Ovarian cancer is the most deadly gynecologic cancer. A main reason for its high mortality rate is the fact that approximately 75% of patients are diagnosed once the disease is in advanced stages. Because early ovarian cancer does not tend to produce any distinguishing symptoms, it is difficult to detect. If detected and treated early, prior to spread, cure rates remain high. Long-term survival, however, decreases as the cancer advances. Early detection is thus a necessary step in improving survival rates.
There are currently no standard screening methods for ovarian cancer. Screening typically occurs only after a patient describes symptoms indicative of ovarian cancer to their healthcare provider. At this point, once the cancer is producing symptoms, it is often incurable. CA-125 levels, which can be detected from a blood test, are often measured if ovarian cancer is suspected. However, CA-125 levels only detect approximately 60% of ovarian cancers.
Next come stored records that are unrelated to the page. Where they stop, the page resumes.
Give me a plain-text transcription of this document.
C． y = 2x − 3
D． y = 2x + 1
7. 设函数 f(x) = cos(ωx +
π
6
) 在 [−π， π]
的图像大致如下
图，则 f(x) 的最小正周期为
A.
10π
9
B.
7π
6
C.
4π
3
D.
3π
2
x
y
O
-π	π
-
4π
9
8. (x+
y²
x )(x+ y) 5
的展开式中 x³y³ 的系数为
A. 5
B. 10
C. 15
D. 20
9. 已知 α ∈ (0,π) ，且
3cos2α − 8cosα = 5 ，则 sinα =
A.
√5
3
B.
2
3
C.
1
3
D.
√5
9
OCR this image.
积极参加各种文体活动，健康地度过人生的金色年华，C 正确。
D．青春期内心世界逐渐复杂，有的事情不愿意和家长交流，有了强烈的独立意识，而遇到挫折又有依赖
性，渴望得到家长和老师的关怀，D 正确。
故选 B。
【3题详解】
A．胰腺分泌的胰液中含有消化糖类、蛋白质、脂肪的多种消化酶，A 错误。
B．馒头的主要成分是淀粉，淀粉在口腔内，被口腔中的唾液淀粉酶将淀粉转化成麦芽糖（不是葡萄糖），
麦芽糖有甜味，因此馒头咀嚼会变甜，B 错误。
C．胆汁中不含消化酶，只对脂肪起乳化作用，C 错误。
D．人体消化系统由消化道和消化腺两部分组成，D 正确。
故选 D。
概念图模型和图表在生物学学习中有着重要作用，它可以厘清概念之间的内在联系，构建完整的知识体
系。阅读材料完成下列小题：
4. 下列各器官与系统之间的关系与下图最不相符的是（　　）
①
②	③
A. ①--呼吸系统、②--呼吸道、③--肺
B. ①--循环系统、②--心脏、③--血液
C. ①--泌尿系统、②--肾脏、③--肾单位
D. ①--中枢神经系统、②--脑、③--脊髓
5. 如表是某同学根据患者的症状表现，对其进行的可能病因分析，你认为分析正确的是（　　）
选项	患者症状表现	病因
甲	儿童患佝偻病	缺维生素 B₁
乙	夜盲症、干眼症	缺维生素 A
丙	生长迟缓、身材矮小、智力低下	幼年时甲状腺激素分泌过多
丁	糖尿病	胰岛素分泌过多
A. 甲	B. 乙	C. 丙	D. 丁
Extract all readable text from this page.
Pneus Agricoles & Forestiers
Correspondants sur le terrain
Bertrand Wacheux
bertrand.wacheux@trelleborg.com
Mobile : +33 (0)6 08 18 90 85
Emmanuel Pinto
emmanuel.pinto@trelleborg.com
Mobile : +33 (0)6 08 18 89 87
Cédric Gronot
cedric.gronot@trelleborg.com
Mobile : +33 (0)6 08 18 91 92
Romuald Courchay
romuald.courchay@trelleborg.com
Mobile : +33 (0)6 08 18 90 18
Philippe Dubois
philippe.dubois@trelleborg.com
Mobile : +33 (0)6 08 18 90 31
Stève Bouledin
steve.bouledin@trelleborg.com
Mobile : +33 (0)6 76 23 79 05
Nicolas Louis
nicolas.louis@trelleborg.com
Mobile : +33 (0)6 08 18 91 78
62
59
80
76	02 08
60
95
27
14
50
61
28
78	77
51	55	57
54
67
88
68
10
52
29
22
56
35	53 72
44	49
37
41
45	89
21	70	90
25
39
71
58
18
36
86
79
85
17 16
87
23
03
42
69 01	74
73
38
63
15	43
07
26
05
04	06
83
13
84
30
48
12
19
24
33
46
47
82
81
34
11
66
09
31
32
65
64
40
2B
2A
Researchers continue to evaluate accurate and cost-effective ways to screen for ovarian cancer.
Researchers from institutions in the United States recently conducted a clinical trial to evaluate a combination of blood tests that measures levels of six markers; the markers are leptin, prolactin, osteopontin, insulin-like growth factor II, macrophage inhibitory factor, and CA-125. This trial included 156 women with newly diagnosed ovarian cancer and 362 healthy women.
The researchers concluded that this combination of tests is highly accurate in detecting ovarian cancer and may provide an effective screening method for this disease. This test combination is now undergoing further evaluation in a Phase III trial (phase of trial prior to FDA review).
Women at high risk of developing ovarian cancer may wish to speak with their healthcare providers regarding their individual risks and benefits of participating in a clinical trial further evaluating novel screening approaches. Two sources of information regarding ongoing clinical trials include the National Cancer Institute (http://www.cancer.gov) and http://www.eCancerTrials.com.
Reference: Visintin I, Feng Z, Longton G, et al. Diagnostic markers for early detection of ovarian cancer. Clinical Cancer Research [early online publication] February 7, 2008. DOI: 10.1158/1078-0432.